Форцхеймский герой относился благосклонно к кузине Бетте, с которой у него было немало общего. Человек без образования, выходец из народа, он единственно своей храбростью сделал военную карьеру, а здравый смысл заменял ему ученость. Исполненный чувства чести, не замарав себя никакой грязью, он мирно кончал свою светлую, озаренную славой жизнь в кругу этой семьи, в которой сосредоточились все его привязанности, и не подозревал о тайном распутстве брата. Никто не наслаждался так, как он, этой картиной дружного семейного союза, где никогда не возникало ни малейшей причины к раздорам, где братья и сестры равно любили друг друга, ибо Селестина сразу же была принята здесь как член семьи. Поэтому-то почтенный граф Юло время от времени спрашивал: «Отчего же не видно папаши Кревеля?» — «Отец уехал в деревню!» — кричала ему на ухо Селестина. На этот раз старику сказали, что бывший парфюмер путешествует.
Это, казалось бы, истинное единение семьи навело г-жу Юло на мысль: «Вот оно, прочное счастье! Уж его-то никто у нас не отнимает!»

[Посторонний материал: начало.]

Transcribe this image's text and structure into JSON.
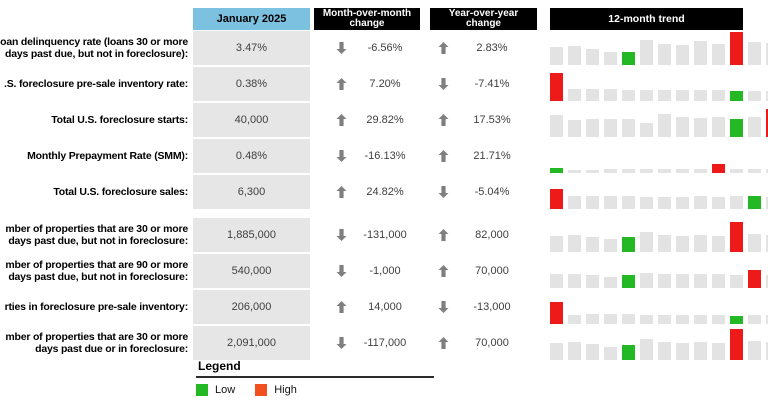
{
  "header": {
    "month_column": "January 2025",
    "mom_column": "Month-over-month\nchange",
    "yoy_column": "Year-over-year\nchange",
    "trend_column": "12-month trend"
  },
  "colors": {
    "month_header_bg": "#7dc1e0",
    "dark_header_bg": "#000000",
    "value_cell_bg": "#e6e6e6",
    "trend_bar_gray": "#e3e3e3",
    "low_green": "#25b825",
    "high_red_bar": "#ee1a1a",
    "legend_high_swatch": "#f2501e",
    "arrow_gray": "#7f7f7f"
  },
  "chart_data": {
    "type": "table",
    "columns": [
      "January 2025",
      "Month-over-month change",
      "Year-over-year change",
      "12-month trend"
    ],
    "trend_note": "13 monthly bars per sparkline, heights are relative px estimates; green bar = 12-month low, red bar = 12-month high; last bar clipped by screenshot edge",
    "rows": [
      {
        "label": "oan delinquency rate (loans 30 or more\ndays past due, but not in foreclosure):",
        "value": "3.47%",
        "mom": {
          "dir": "down",
          "text": "-6.56%"
        },
        "yoy": {
          "dir": "up",
          "text": "2.83%"
        },
        "trend_heights": [
          18,
          19,
          16,
          13,
          13,
          25,
          21,
          20,
          24,
          21,
          33,
          23,
          22
        ],
        "trend_colors": [
          "gray",
          "gray",
          "gray",
          "gray",
          "green",
          "gray",
          "gray",
          "gray",
          "gray",
          "gray",
          "red",
          "gray",
          "gray"
        ],
        "group_gap": false
      },
      {
        "label": ".S. foreclosure pre-sale inventory rate:",
        "value": "0.38%",
        "mom": {
          "dir": "up",
          "text": "7.20%"
        },
        "yoy": {
          "dir": "down",
          "text": "-7.41%"
        },
        "trend_heights": [
          28,
          12,
          12,
          12,
          11,
          11,
          11,
          11,
          11,
          11,
          10,
          10,
          10
        ],
        "trend_colors": [
          "red",
          "gray",
          "gray",
          "gray",
          "gray",
          "gray",
          "gray",
          "gray",
          "gray",
          "gray",
          "green",
          "gray",
          "gray"
        ],
        "group_gap": false
      },
      {
        "label": "Total U.S. foreclosure starts:",
        "value": "40,000",
        "mom": {
          "dir": "up",
          "text": "29.82%"
        },
        "yoy": {
          "dir": "up",
          "text": "17.53%"
        },
        "trend_heights": [
          22,
          17,
          18,
          18,
          18,
          14,
          23,
          20,
          19,
          20,
          18,
          20,
          28
        ],
        "trend_colors": [
          "gray",
          "gray",
          "gray",
          "gray",
          "gray",
          "gray",
          "gray",
          "gray",
          "gray",
          "gray",
          "green",
          "gray",
          "red"
        ],
        "group_gap": false
      },
      {
        "label": "Monthly Prepayment Rate (SMM):",
        "value": "0.48%",
        "mom": {
          "dir": "down",
          "text": "-16.13%"
        },
        "yoy": {
          "dir": "up",
          "text": "21.71%"
        },
        "trend_heights": [
          5,
          3,
          3,
          4,
          4,
          4,
          4,
          4,
          4,
          9,
          4,
          4,
          4
        ],
        "trend_colors": [
          "green",
          "gray",
          "gray",
          "gray",
          "gray",
          "gray",
          "gray",
          "gray",
          "gray",
          "red",
          "gray",
          "gray",
          "gray"
        ],
        "group_gap": false
      },
      {
        "label": "Total U.S. foreclosure sales:",
        "value": "6,300",
        "mom": {
          "dir": "up",
          "text": "24.82%"
        },
        "yoy": {
          "dir": "down",
          "text": "-5.04%"
        },
        "trend_heights": [
          20,
          13,
          13,
          13,
          13,
          12,
          12,
          12,
          13,
          12,
          13,
          13,
          12
        ],
        "trend_colors": [
          "red",
          "gray",
          "gray",
          "gray",
          "gray",
          "gray",
          "gray",
          "gray",
          "gray",
          "gray",
          "gray",
          "green",
          "gray"
        ],
        "group_gap": false
      },
      {
        "label": "mber of properties that are 30 or more\ndays past due, but not in foreclosure:",
        "value": "1,885,000",
        "mom": {
          "dir": "down",
          "text": "-131,000"
        },
        "yoy": {
          "dir": "up",
          "text": "82,000"
        },
        "trend_heights": [
          16,
          17,
          15,
          13,
          15,
          20,
          17,
          16,
          17,
          16,
          30,
          18,
          17
        ],
        "trend_colors": [
          "gray",
          "gray",
          "gray",
          "gray",
          "green",
          "gray",
          "gray",
          "gray",
          "gray",
          "gray",
          "red",
          "gray",
          "gray"
        ],
        "group_gap": true
      },
      {
        "label": "mber of properties that are 90 or more\ndays past due, but not in foreclosure:",
        "value": "540,000",
        "mom": {
          "dir": "down",
          "text": "-1,000"
        },
        "yoy": {
          "dir": "up",
          "text": "70,000"
        },
        "trend_heights": [
          14,
          14,
          13,
          11,
          13,
          15,
          14,
          14,
          14,
          14,
          13,
          18,
          13
        ],
        "trend_colors": [
          "gray",
          "gray",
          "gray",
          "gray",
          "green",
          "gray",
          "gray",
          "gray",
          "gray",
          "gray",
          "gray",
          "red",
          "gray"
        ],
        "group_gap": false
      },
      {
        "label": "rties in foreclosure pre-sale inventory:",
        "value": "206,000",
        "mom": {
          "dir": "up",
          "text": "14,000"
        },
        "yoy": {
          "dir": "down",
          "text": "-13,000"
        },
        "trend_heights": [
          22,
          9,
          10,
          10,
          10,
          9,
          9,
          9,
          9,
          9,
          8,
          9,
          9
        ],
        "trend_colors": [
          "red",
          "gray",
          "gray",
          "gray",
          "gray",
          "gray",
          "gray",
          "gray",
          "gray",
          "gray",
          "green",
          "gray",
          "gray"
        ],
        "group_gap": false
      },
      {
        "label": "mber of properties that are 30 or more\ndays past due or in foreclosure:",
        "value": "2,091,000",
        "mom": {
          "dir": "down",
          "text": "-117,000"
        },
        "yoy": {
          "dir": "up",
          "text": "70,000"
        },
        "trend_heights": [
          17,
          18,
          16,
          13,
          15,
          21,
          18,
          17,
          18,
          17,
          31,
          19,
          18
        ],
        "trend_colors": [
          "gray",
          "gray",
          "gray",
          "gray",
          "green",
          "gray",
          "gray",
          "gray",
          "gray",
          "gray",
          "red",
          "gray",
          "gray"
        ],
        "group_gap": false
      }
    ]
  },
  "legend": {
    "title": "Legend",
    "low_label": "Low",
    "high_label": "High"
  }
}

Видя, что его любимица Аделина пользуется в этот день особым вниманием мужа, генерал стал тонко над ним подшучивать, и барон Юло, боясь показаться смешным, перенес свои любезности на сноху, которой он всегда оказывал большое внимание на этих семейных обедах и расточал ей весьма лестные похвалы, ибо надеялся с ее помощью успокоить папашу Кревеля и испросить у него прощение обид. Кто мог бы подумать, глядя на эту семью, что здесь отец в отчаянном положении, мать неутешна в своем горе, сын полон тревоги за будущее своего отца, а дочь думает, как бы отбить у кузины поклонника.
В семь часов, воспользовавшись тем, что его брат, сын, жена и Гортензия увлечены игрой в вист, барон помчался в Оперу аплодировать своей любовнице; вместе с ним отправилась домой и кузина Бетта, которая всегда уходила сразу же после обеда, ссылаясь на то, что улица Дуайене, где она жила, находится в пустынном, глухом квартале. Парижане согласятся, что осторожность старой девы имела свои основания.

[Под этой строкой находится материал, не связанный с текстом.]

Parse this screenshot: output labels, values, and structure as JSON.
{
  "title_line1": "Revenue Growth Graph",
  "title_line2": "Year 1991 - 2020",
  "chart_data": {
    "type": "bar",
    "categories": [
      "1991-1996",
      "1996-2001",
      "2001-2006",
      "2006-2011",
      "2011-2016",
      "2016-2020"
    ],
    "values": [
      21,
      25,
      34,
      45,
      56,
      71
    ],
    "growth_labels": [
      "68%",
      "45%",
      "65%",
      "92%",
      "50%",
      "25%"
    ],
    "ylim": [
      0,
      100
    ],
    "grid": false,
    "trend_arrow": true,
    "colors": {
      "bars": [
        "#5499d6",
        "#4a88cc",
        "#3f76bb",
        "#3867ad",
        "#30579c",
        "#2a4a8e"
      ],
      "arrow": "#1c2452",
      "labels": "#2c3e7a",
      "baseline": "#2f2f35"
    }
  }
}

Сплошная стена домов, что тянется вдоль старого Лувра, служит явным и не единственным вызовом, который французы бросают здравому смыслу, вероятно, с целью разуверить Европу в наличии у нас даже той доли разума, какую нам приписывают, и доказать таким образом, что французов нечего бояться. Возможно, тут кроется какая-нибудь глубокая политическая мысль, о которой мы и не подозреваем. Несомненно, нелишним окажется описание этого уголка современного Парижа, ибо позднее его нельзя будет даже представить себе; наши потомки, разумеется, увидят Лувр достроенным и, пожалуй, не поверят, что подобное варварство могло иметь место целых тридцать шесть лет в самом сердце Парижа, прямо против дворца, где в течение этих тридцати шести лет три королевские династии принимали самое отборное общество Франции и Европы.